In some cases, police officers from multiple departments respond with K9 dogs to clearing the grounds because of a false threat, often called in from a blocked number or from an internet address that can’t be easily traced.

On Dec. 23, a 911 call was made by someone to a Livonia Walmart at 4:30 p.m.. A police report obtained through records requests says a minor called in the threat so a friend wouldn’t publish his mother’s cell phone number on the internet.

Walmart hasn’t responded to a request for comment but has pursued charges over some of the calls.

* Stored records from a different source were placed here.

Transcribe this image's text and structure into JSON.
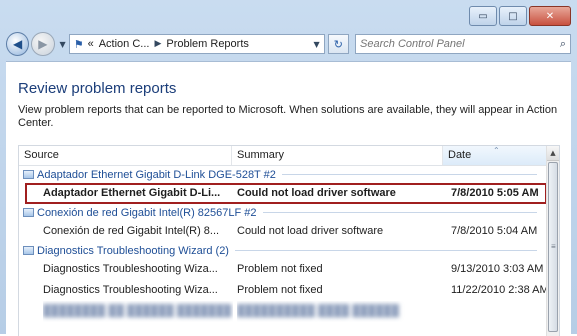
{
  "window": {
    "buttons": {
      "minimize": "▭",
      "maximize": "□",
      "close": "✕"
    }
  },
  "nav": {
    "back_icon": "back-arrow-icon",
    "forward_icon": "forward-arrow-icon",
    "address": {
      "crumbs": [
        "Action C...",
        "Problem Reports"
      ],
      "prefix": "«"
    },
    "search_placeholder": "Search Control Panel"
  },
  "page": {
    "title": "Review problem reports",
    "description": "View problem reports that can be reported to Microsoft. When solutions are available, they will appear in Action Center."
  },
  "list": {
    "columns": {
      "source": "Source",
      "summary": "Summary",
      "date": "Date"
    },
    "groups": [
      {
        "name": "Adaptador Ethernet Gigabit D-Link DGE-528T #2",
        "rows": [
          {
            "source": "Adaptador Ethernet Gigabit D-Li...",
            "summary": "Could not load driver software",
            "date": "7/8/2010 5:05 AM",
            "selected": true
          }
        ]
      },
      {
        "name": "Conexión de red Gigabit Intel(R) 82567LF #2",
        "rows": [
          {
            "source": "Conexión de red Gigabit Intel(R) 8...",
            "summary": "Could not load driver software",
            "date": "7/8/2010 5:04 AM"
          }
        ]
      },
      {
        "name": "Diagnostics Troubleshooting Wizard (2)",
        "rows": [
          {
            "source": "Diagnostics Troubleshooting Wiza...",
            "summary": "Problem not fixed",
            "date": "9/13/2010 3:03 AM"
          },
          {
            "source": "Diagnostics Troubleshooting Wiza...",
            "summary": "Problem not fixed",
            "date": "11/22/2010 2:38 AM"
          }
        ]
      }
    ]
  },
  "colors": {
    "title": "#1c3e7a",
    "group_text": "#1e4e96",
    "selection_outline": "#a01f1f"
  }
}
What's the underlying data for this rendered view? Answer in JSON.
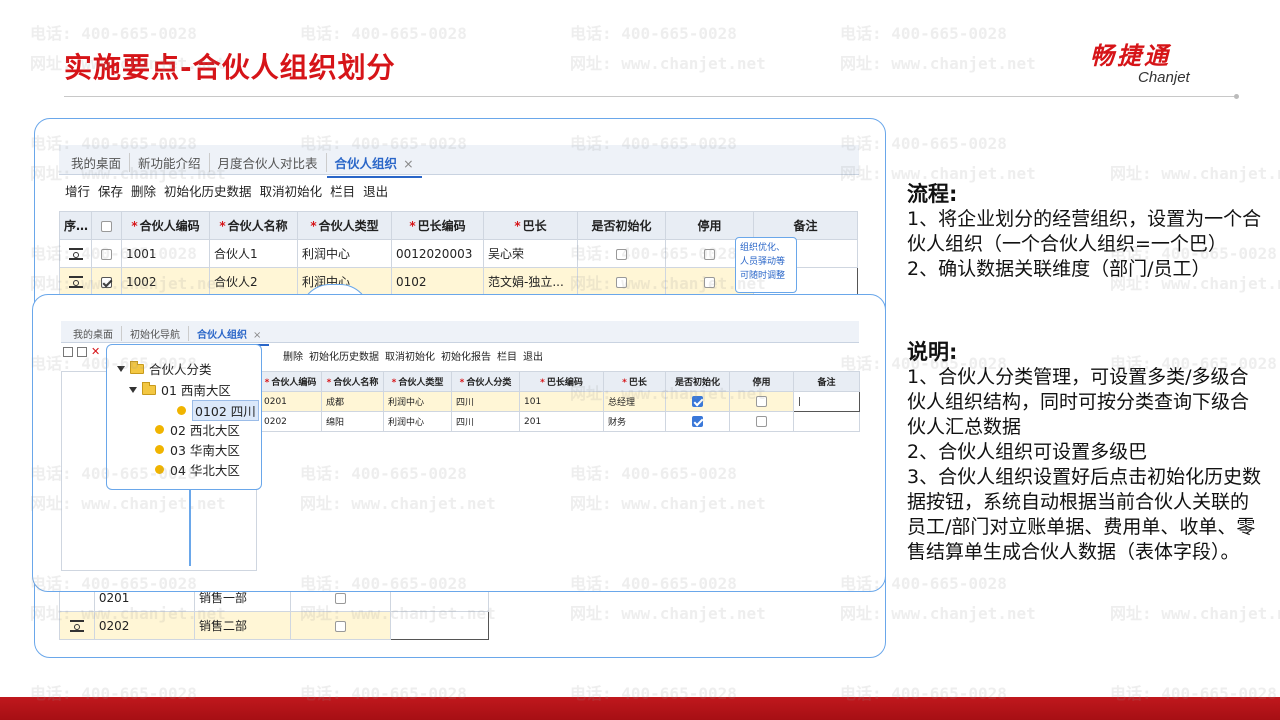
{
  "header": {
    "title": "实施要点-合伙人组织划分"
  },
  "logo": {
    "cn": "畅捷通",
    "en": "Chanjet"
  },
  "watermark": {
    "phone": "电话: 400-665-0028",
    "site": "网址: www.chanjet.net"
  },
  "back": {
    "tabs": [
      {
        "label": "我的桌面"
      },
      {
        "label": "新功能介绍"
      },
      {
        "label": "月度合伙人对比表"
      },
      {
        "label": "合伙人组织"
      }
    ],
    "close": "×",
    "toolbar": [
      "增行",
      "保存",
      "删除",
      "初始化历史数据",
      "取消初始化",
      "栏目",
      "退出"
    ],
    "columns": [
      {
        "label": "序号",
        "req": ""
      },
      {
        "label": "",
        "req": ""
      },
      {
        "label": "合伙人编码",
        "req": "*"
      },
      {
        "label": "合伙人名称",
        "req": "*"
      },
      {
        "label": "合伙人类型",
        "req": "*"
      },
      {
        "label": "巴长编码",
        "req": "*"
      },
      {
        "label": "巴长",
        "req": "*"
      },
      {
        "label": "是否初始化",
        "req": ""
      },
      {
        "label": "停用",
        "req": ""
      },
      {
        "label": "备注",
        "req": ""
      }
    ],
    "rows": [
      {
        "code": "1001",
        "name": "合伙人1",
        "type": "利润中心",
        "leader_code": "0012020003",
        "leader": "吴心荣"
      },
      {
        "code": "1002",
        "name": "合伙人2",
        "type": "利润中心",
        "leader_code": "0102",
        "leader": "范文娟-独立..."
      }
    ],
    "tooltip": [
      "组织优化、",
      "人员驿动等",
      "可随时调整"
    ],
    "bottom_rows": [
      {
        "code": "0201",
        "name": "销售一部"
      },
      {
        "code": "0202",
        "name": "销售二部"
      }
    ]
  },
  "front": {
    "tabs": [
      {
        "label": "我的桌面"
      },
      {
        "label": "初始化导航"
      },
      {
        "label": "合伙人组织"
      }
    ],
    "close": "×",
    "toolbar": [
      "删除",
      "初始化历史数据",
      "取消初始化",
      "初始化报告",
      "栏目",
      "退出"
    ],
    "columns": [
      {
        "label": "合伙人编码",
        "req": "*"
      },
      {
        "label": "合伙人名称",
        "req": "*"
      },
      {
        "label": "合伙人类型",
        "req": "*"
      },
      {
        "label": "合伙人分类",
        "req": "*"
      },
      {
        "label": "巴长编码",
        "req": "*"
      },
      {
        "label": "巴长",
        "req": "*"
      },
      {
        "label": "是否初始化",
        "req": ""
      },
      {
        "label": "停用",
        "req": ""
      },
      {
        "label": "备注",
        "req": ""
      }
    ],
    "rows": [
      {
        "code": "0201",
        "name": "成都",
        "type": "利润中心",
        "category": "四川",
        "leader_code": "101",
        "leader": "总经理"
      },
      {
        "code": "0202",
        "name": "绵阳",
        "type": "利润中心",
        "category": "四川",
        "leader_code": "201",
        "leader": "财务"
      }
    ]
  },
  "tree": {
    "root": "合伙人分类",
    "group": "01 西南大区",
    "selected": "0102 四川",
    "items": [
      "02 西北大区",
      "03 华南大区",
      "04 华北大区"
    ]
  },
  "right": {
    "process_title": "流程:",
    "process": [
      "1、将企业划分的经营组织，设置为一个合伙人组织（一个合伙人组织=一个巴）",
      "2、确认数据关联维度（部门/员工）"
    ],
    "notes_title": "说明:",
    "notes": [
      "1、合伙人分类管理，可设置多类/多级合伙人组织结构，同时可按分类查询下级合伙人汇总数据",
      "2、合伙人组织可设置多级巴",
      "3、合伙人组织设置好后点击初始化历史数据按钮，系统自动根据当前合伙人关联的员工/部门对立账单据、费用单、收单、零售结算单生成合伙人数据（表体字段）。"
    ]
  }
}
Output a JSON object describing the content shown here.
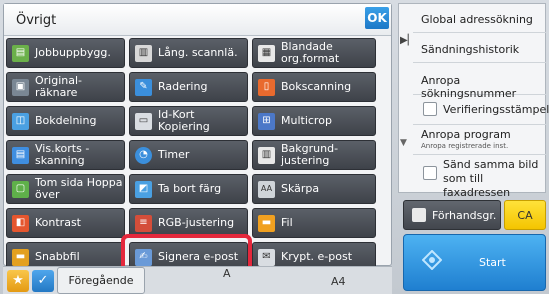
{
  "popup": {
    "title": "Övrigt",
    "ok_label": "OK"
  },
  "functions": [
    {
      "label": "Jobbuppbygg.",
      "icon": "job-build-icon",
      "color": "#6bb04a"
    },
    {
      "label": "Lång. scannlä.",
      "icon": "long-scan-icon",
      "color": "#d8d8d8"
    },
    {
      "label": "Blandade org.format",
      "icon": "mixed-size-icon",
      "color": "#e8e8e8"
    },
    {
      "label": "Original-räknare",
      "icon": "original-counter-icon",
      "color": "#7a8794"
    },
    {
      "label": "Radering",
      "icon": "erase-icon",
      "color": "#3b8fdc"
    },
    {
      "label": "Bokscanning",
      "icon": "book-scan-icon",
      "color": "#e96a2e"
    },
    {
      "label": "Bokdelning",
      "icon": "book-divide-icon",
      "color": "#4aa0e2"
    },
    {
      "label": "Id-Kort Kopiering",
      "icon": "id-card-icon",
      "color": "#d9dde2"
    },
    {
      "label": "Multicrop",
      "icon": "multicrop-icon",
      "color": "#4c78c8"
    },
    {
      "label": "Vis.korts -skanning",
      "icon": "card-scan-icon",
      "color": "#3f8ee0"
    },
    {
      "label": "Timer",
      "icon": "timer-icon",
      "color": "#3b8fdc"
    },
    {
      "label": "Bakgrund-justering",
      "icon": "background-adjust-icon",
      "color": "#e8e8e8"
    },
    {
      "label": "Tom sida Hoppa över",
      "icon": "blank-page-skip-icon",
      "color": "#5fb04a"
    },
    {
      "label": "Ta bort färg",
      "icon": "remove-color-icon",
      "color": "#4aa0e2"
    },
    {
      "label": "Skärpa",
      "icon": "sharpness-icon",
      "color": "#cfd4d9"
    },
    {
      "label": "Kontrast",
      "icon": "contrast-icon",
      "color": "#e5562e"
    },
    {
      "label": "RGB-justering",
      "icon": "rgb-adjust-icon",
      "color": "#d44e3a"
    },
    {
      "label": "Fil",
      "icon": "file-icon",
      "color": "#f0a020"
    },
    {
      "label": "Snabbfil",
      "icon": "quick-file-icon",
      "color": "#e3a020"
    },
    {
      "label": "Signera e-post",
      "icon": "sign-email-icon",
      "color": "#6a9ad8"
    },
    {
      "label": "Krypt. e-post",
      "icon": "encrypt-email-icon",
      "color": "#d9dde2"
    }
  ],
  "bottom": {
    "previous_label": "Föregående",
    "text_a": "A",
    "paper_size": "A4"
  },
  "right_panel": {
    "items": [
      {
        "label": "Global adressökning"
      },
      {
        "label": "Sändningshistorik"
      },
      {
        "label": "Anropa sökningsnummer"
      },
      {
        "label": "Verifieringsstämpel",
        "checkbox": true
      },
      {
        "label": "Anropa program",
        "sub": "Anropa registrerade inst."
      },
      {
        "label": "Sänd samma bild som till faxadressen",
        "checkbox": true
      }
    ]
  },
  "actions": {
    "preview_label": "Förhandsgr.",
    "ca_label": "CA",
    "start_label": "Start"
  },
  "colors": {
    "highlight": "#e4283c",
    "ok": "#1c78c7",
    "start": "#1f7fd0",
    "ca": "#f4c400"
  }
}
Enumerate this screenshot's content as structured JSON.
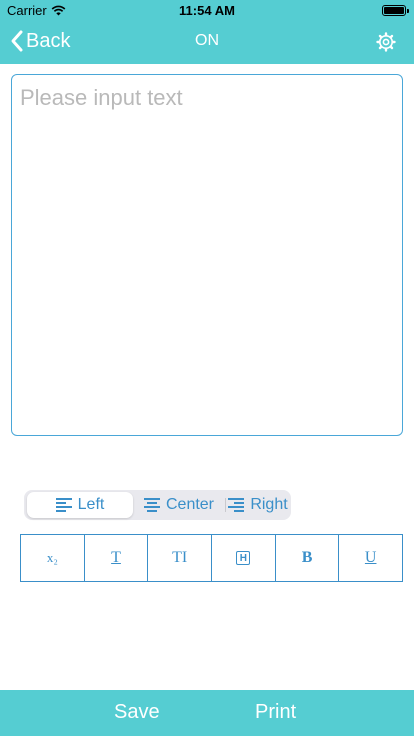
{
  "status_bar": {
    "carrier": "Carrier",
    "time": "11:54 AM"
  },
  "nav": {
    "back_label": "Back",
    "title": "ON"
  },
  "editor": {
    "placeholder": "Please input text",
    "value": ""
  },
  "alignment": {
    "options": [
      "Left",
      "Center",
      "Right"
    ],
    "selected": "Left"
  },
  "style_buttons": [
    "x₂",
    "T",
    "TI",
    "H",
    "B",
    "U"
  ],
  "bottom_bar": {
    "save_label": "Save",
    "print_label": "Print"
  },
  "colors": {
    "accent": "#55cdd2",
    "control_blue": "#3a8fc9",
    "border_blue": "#4aa7d8",
    "placeholder": "#b9b9b9"
  }
}
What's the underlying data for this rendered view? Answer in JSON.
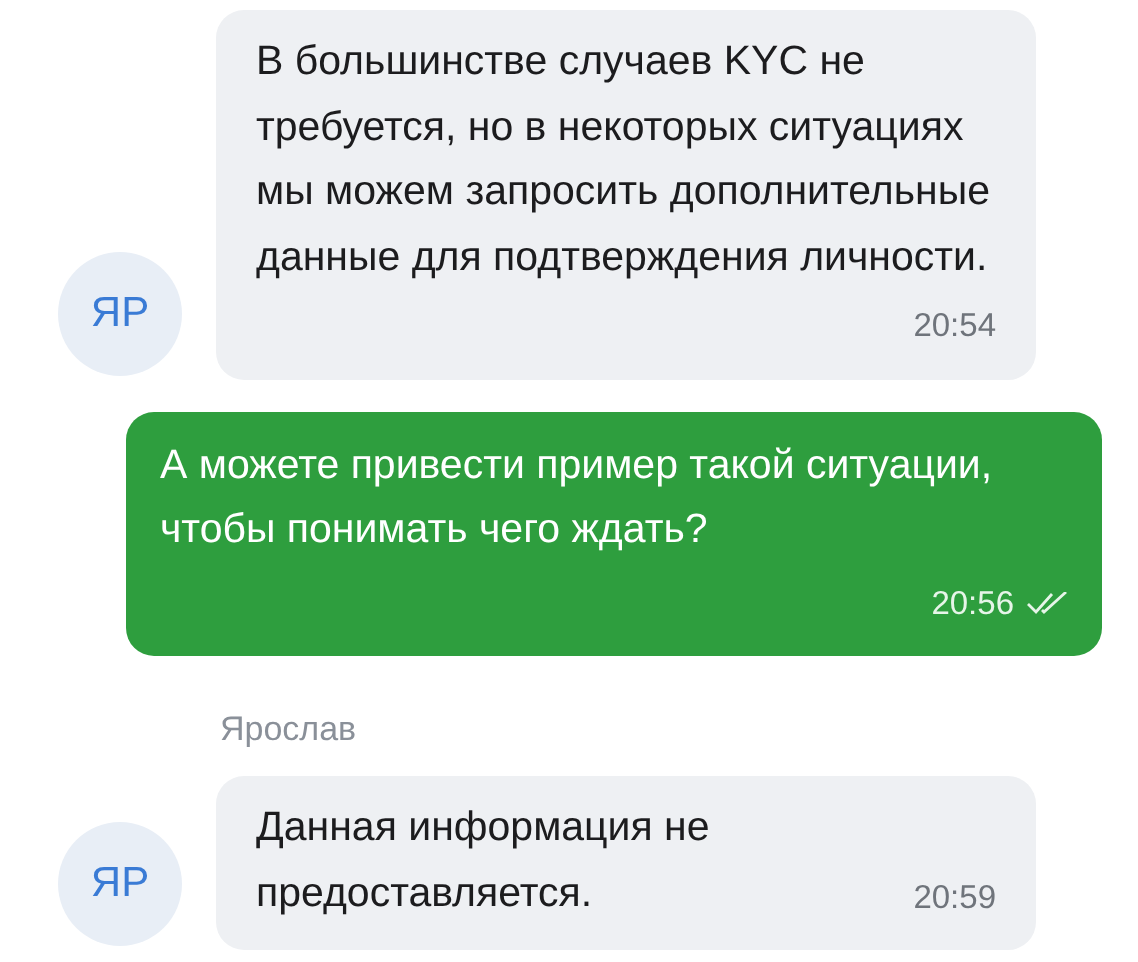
{
  "messages": [
    {
      "kind": "incoming",
      "avatar": "ЯР",
      "text": "В большинстве случаев KYC не требуется, но в некоторых ситуациях мы можем запросить дополнительные данные для подтверждения личности.",
      "time": "20:54"
    },
    {
      "kind": "outgoing",
      "text": "А можете привести пример такой ситуации, чтобы понимать чего ждать?",
      "time": "20:56",
      "read": true
    },
    {
      "kind": "incoming",
      "sender": "Ярослав",
      "avatar": "ЯР",
      "text": "Данная информация не предоставляется.",
      "time": "20:59"
    }
  ]
}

On Dec. 28 at 3:38 p.m., Livonia police were dispatched to the Plymouth Target for a retail fraud call for a group of six to eight girls stealing, who then appeared to try to steal from Walmart as well and then caused a disturbance at nearby C&C Nails, the police report says.

While responding to the retail theft call, Livonia officers arrived on site at Walmart evacuating because of a a bomb threat called in by unavailable number.

Police from Novi, Bloomfield Township, Ann Arbor and Southfield responded to the incident.

On Nov. 20 at 6:29 PM, Livonia police received a report of a bomb threat at a Livonia Walmart on Plymouth Road relayed through an online chat from the National Suicide Hotline that claimed to put a timed detonator on a “pressure cooker bomb.”

The individual claimed to have planted a bomb set to detonate in 20 minutes and no longer wanted it to go off but was too far away to stop it.

Police searched 13 aisles, the entire store exterior, and all the bathrooms but found nothing of concern.

The message’s IP address returned near Atlanta, Georgia.

When police respond to a call, it could be a traffic crash, crisis intervention, or a homicide. Every time a bomb threat is reported, it can take about three hours to clear a Walmart supercenter that’s roughly 182,000 square feet counting bathrooms, the parking lot, employee interviews, and reviewing camera footage.

In 2021, the Livonia Police Department received 40,899 service calls and 49,586 in 2022.